The appointment of directors for the most popular vehicle to start a company in Romania – the limited liability company – comes with a question: should an employee be chosen for the role of executive director?
While Romanian Company Law (Law No. 31/1990) expressly provides that the directors of joint-stock companies cannot enter into employment contracts throughout the term of their mandate as directors, there is no such limitation for limited liability companies.
Without delving into the legal nature of the relationship between directors and companies, Article 72 of Romanian Company Law establishes that the obligations and liability of directors are governed by the provisions relating to the mandate. Given the absence of an express legal prohibition, however, the relationship between a company and a director may also take the form of an employment contract. This is why in some cases appointed directors of limited liability companies double as employees. The consequence is a rather novel practice in which courts scanned directors' management contracts for their potential intrinsic but hidden employment nature. The essential distinctive element between management and employment contracts was found to be the director's subordination (or lack thereof) to the company.
A director's challenge against the termination of his management (mandate) contract, which included an arbitration clause, generated some mixed case law practice and initiated a procedural saga. The labour courts found in the first instance that the contractual agreement with the company had a typical employment nature and that the arbitration clause was therefore ineffective (due to the non-arbitrability of employment disputes), while in appeal the employment nature of the relationship was invalidated by the higher court, declining jurisdiction and deferring to arbitration. Subsequently, the arbitral tribunal ruled on its jurisdiction and enforced the arbitration clause as it was included in the management agreement.
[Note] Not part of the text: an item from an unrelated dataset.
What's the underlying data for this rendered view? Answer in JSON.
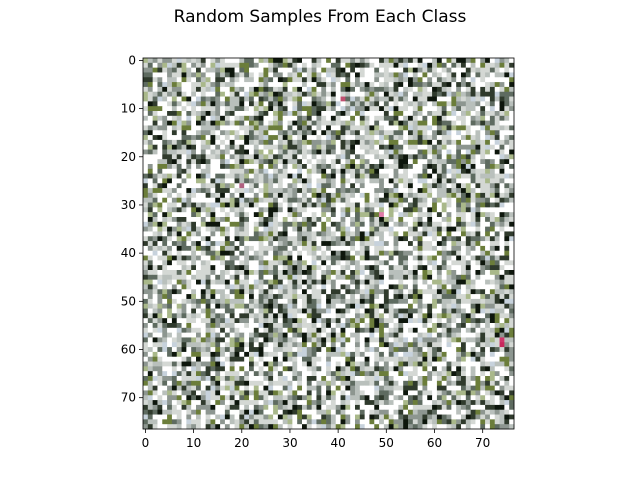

From a material standpoint, the termination of the agreement was at stake. The mandate agreement was terminated by simple revocation, while termination of the employment contract should have been subject to mandatory requirements. The former director, exploiting the protective nature of employment law and the alleged unlawful termination of his so-called "employment" contract (based on his specific duties, remuneration and the company's conduct), requested to be reinstated within the company.
The employment protective regime is based on the subordination relationship, while management contracts are founded on the equality of the parties. Therefore, based on this distinction, former directors may not obtain reinstatement within companies after the revocation of trust.
Companies should be urged to adopt appropriate (non-supervisory) conduct and remain vigilant against directors who may claim their alleged rights based on employment law. Concerned about the potential abuses against directors engaged by the company as employees, employment courts could be called upon to intervene.